The property, built in the 1820s and formerly used by Courage brewers, has been empty for years and needs about £500,000 worth of repairs doing to it.
Southwark Council said the £2.96m made from the sale of the building, close to Borough Market, would enable it to build about 20 new council homes.
It added that it could not reveal who had purchased the building until the sale completes.
‘Hot location’
Standing on the south bank of the River Thames, the 5,500 sq ft (511 sq m) property covers numbers 21 and 23 Park Street.
Savills, which carried out the sale, had put a reserve price of £2.3m on it but had anticipated the offers to be higher.
Chris Coleman-Smith, head of auctions at Savills, said: “It was a brilliant sale, it had everything going for it.

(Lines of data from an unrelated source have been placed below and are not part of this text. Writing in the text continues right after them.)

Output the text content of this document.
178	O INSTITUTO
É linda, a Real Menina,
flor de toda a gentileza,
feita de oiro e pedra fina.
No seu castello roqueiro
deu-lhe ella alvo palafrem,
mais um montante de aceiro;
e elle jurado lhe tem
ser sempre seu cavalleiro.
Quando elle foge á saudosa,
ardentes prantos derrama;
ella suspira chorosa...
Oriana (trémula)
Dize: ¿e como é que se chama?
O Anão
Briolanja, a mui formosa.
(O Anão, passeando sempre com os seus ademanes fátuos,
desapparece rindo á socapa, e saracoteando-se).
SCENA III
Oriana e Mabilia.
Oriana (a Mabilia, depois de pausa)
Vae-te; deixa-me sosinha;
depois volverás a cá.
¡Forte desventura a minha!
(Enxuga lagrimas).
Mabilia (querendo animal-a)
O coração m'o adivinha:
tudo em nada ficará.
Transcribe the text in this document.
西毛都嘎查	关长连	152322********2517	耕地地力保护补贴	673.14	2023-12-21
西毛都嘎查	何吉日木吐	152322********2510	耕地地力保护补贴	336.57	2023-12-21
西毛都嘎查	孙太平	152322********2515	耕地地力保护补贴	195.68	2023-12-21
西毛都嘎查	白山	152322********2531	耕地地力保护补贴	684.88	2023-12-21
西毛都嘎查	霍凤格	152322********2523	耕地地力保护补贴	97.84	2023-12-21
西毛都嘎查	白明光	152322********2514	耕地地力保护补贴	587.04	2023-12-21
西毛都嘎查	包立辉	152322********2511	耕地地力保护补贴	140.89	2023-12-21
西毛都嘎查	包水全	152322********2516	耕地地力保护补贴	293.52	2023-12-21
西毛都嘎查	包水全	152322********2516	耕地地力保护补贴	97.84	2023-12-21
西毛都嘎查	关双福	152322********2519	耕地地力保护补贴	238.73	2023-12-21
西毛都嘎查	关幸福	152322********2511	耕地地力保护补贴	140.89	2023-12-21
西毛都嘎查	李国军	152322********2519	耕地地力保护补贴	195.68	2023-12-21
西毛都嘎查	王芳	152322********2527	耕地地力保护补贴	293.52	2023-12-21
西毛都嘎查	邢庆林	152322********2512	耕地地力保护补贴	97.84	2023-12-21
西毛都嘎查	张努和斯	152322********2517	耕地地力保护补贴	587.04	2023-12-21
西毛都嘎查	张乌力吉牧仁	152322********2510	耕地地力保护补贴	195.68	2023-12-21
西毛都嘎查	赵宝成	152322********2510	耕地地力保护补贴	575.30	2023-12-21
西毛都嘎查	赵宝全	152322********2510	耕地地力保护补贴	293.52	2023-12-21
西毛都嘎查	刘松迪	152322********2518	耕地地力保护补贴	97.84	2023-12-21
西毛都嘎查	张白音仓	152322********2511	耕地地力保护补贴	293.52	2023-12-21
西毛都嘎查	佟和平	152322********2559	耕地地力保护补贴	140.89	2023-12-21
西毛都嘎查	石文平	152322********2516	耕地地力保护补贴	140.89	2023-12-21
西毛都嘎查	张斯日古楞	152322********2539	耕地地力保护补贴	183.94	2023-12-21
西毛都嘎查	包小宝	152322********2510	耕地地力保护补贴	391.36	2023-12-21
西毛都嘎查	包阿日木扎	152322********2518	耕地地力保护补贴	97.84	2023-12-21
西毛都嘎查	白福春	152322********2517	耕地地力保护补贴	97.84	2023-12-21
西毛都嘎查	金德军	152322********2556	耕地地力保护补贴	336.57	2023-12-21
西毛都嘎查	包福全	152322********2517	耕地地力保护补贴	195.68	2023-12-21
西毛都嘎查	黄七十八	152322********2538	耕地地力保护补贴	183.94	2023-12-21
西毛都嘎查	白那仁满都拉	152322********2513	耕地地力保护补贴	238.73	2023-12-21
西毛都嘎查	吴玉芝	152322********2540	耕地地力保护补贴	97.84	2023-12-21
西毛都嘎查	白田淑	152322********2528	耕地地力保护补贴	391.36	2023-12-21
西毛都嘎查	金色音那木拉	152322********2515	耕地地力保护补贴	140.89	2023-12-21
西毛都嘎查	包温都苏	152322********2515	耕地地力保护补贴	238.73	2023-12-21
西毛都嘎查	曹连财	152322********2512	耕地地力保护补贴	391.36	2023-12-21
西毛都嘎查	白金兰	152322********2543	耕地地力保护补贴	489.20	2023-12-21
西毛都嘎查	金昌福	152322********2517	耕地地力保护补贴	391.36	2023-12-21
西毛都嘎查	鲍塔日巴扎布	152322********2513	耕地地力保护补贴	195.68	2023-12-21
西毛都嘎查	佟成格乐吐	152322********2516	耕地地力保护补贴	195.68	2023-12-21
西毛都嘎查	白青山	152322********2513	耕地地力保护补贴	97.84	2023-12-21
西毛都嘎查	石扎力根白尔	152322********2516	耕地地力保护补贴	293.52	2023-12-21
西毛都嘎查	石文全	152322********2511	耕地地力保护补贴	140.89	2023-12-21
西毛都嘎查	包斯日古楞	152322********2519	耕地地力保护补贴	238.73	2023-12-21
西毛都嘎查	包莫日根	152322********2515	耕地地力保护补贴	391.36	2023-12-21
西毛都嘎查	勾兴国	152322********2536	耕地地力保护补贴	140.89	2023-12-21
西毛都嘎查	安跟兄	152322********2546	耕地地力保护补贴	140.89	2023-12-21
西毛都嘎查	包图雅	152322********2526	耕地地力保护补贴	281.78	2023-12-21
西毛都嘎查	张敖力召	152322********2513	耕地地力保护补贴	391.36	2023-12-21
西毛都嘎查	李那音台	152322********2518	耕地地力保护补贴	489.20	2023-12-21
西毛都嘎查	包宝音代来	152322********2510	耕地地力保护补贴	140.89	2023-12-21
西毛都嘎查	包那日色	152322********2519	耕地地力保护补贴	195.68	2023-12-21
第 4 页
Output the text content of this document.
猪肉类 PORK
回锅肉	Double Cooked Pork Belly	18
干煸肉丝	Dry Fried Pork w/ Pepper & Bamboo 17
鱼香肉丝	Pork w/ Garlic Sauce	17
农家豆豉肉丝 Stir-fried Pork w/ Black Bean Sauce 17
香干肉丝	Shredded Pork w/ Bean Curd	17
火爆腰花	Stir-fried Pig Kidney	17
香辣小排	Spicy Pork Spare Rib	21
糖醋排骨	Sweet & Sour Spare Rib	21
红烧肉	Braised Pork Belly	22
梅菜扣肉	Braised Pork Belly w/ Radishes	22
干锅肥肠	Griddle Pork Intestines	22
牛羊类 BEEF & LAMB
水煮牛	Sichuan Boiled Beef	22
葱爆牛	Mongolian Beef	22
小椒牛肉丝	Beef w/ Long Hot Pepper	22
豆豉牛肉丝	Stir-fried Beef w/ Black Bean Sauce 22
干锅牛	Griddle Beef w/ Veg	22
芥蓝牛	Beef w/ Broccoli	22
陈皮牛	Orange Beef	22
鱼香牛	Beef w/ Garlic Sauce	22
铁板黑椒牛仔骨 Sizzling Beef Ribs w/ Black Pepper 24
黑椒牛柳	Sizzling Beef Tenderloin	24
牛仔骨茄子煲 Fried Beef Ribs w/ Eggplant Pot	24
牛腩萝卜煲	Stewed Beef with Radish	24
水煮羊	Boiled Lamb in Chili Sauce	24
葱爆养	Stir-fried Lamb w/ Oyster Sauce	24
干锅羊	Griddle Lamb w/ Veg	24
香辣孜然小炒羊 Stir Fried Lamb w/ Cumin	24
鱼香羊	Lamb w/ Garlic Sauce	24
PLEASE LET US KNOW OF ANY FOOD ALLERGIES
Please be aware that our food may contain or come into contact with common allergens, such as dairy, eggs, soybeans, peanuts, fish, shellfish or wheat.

It’s unique and they don’t come up very often and it’s in a hot location.
“It needs major works doing to it, so you’ve got to be a bit savvy and know what to do and I’d like to see it return to being a house.”
Storm disruption
The Grade II-listed building was sold by the council after it was decided the £500,000 needed for repairs equated to building three properties.
Councillor Richard Livingstone said: “The extraordinary sale of two void grade II listed houses for £2.96m provides Southwark Council the opportunity to fund approximately 20 new council homes to be built to high standards and low energy costs.”
The property was acquired by Labour-controlled Southwark Council when the Greater London Council was wound up in 1986 and has stood empty for many years.
Mr Coleman-Smith added that due to the disruption caused by Monday’s storm the auction was delayed by an hour.